If a hierarchy element is selected, the following metrics appear:

# OF FIELDS: The number of fields in the selected hierarchy.
# OF KEYS: The number of keys in the selected hierarchy.
# OF ARRAYS: The number of arrays in the selected hierarchy.
FIELDS BREAKDOWN:A stacked bar chart (by data type) of the number of fields versus the density/distinct values or a stacked bar chart of the number of fields by data type.
FIELDS STATISTICS: A list of the fields in the hierarchy element, including Type, Density, Top Values, Key, Distinct Values, Array, First Seen, and Last Seen.
7. Add fields to your lookup table. In the fields tree, click to add a field from the data source to your lookup table. The Data Source Field is added to the Schema tab.

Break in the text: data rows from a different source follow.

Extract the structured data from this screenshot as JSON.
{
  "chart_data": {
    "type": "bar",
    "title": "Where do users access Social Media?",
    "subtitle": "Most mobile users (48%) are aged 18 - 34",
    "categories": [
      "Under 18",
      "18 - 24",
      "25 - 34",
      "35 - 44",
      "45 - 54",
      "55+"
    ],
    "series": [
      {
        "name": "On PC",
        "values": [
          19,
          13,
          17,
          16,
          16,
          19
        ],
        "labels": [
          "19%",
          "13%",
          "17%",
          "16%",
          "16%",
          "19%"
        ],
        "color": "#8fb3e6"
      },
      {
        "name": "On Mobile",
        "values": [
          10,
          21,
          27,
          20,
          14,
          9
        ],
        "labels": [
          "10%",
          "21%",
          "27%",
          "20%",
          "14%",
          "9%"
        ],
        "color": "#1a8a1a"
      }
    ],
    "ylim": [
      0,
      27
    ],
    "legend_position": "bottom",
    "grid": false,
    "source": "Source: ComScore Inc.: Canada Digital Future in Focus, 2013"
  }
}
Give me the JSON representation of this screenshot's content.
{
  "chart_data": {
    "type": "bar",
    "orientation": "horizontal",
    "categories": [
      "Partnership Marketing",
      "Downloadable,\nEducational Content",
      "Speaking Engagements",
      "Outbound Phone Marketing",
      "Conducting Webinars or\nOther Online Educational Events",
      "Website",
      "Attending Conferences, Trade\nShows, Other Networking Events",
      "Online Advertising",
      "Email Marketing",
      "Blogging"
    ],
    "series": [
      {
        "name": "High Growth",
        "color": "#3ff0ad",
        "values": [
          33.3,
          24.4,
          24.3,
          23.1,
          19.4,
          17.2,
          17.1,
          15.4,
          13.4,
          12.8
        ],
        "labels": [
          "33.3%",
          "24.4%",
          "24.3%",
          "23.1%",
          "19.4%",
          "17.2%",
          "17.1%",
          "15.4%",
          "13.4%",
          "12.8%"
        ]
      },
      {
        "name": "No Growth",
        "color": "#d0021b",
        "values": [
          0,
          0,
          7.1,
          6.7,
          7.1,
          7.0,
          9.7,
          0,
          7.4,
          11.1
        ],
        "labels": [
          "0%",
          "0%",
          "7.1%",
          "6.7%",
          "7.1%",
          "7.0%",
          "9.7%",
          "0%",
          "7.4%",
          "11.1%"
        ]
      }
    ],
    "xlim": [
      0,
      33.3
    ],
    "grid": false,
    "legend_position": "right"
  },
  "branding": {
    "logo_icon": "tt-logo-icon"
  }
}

8. Add any required calculated fields. See:
Adding Calculated Fields
9. Add any required lookups. See:
Adding Lookups from Data Sources
Adding Lookups from Lookup Tables
Adding Lookups from Reference Data
10. To add a data source filter like WHERE in SQL, in the FILTERS tab, add a filter. See:
Adding Filters
11. To turn the lookup table into an aggregation, click ADD AGGREGATION. The aggregation field is added to the Schema tab. See:
Aggregation Functions
12. Finally, to run the lookup table, see:
Running an Output.

Note: You can edit the contents of a new lookup table only if it has not yet run. Once a lookup table has run, it cannot be edited. Instead duplicate the lookup table and edit the copy. See Duplicating an Output.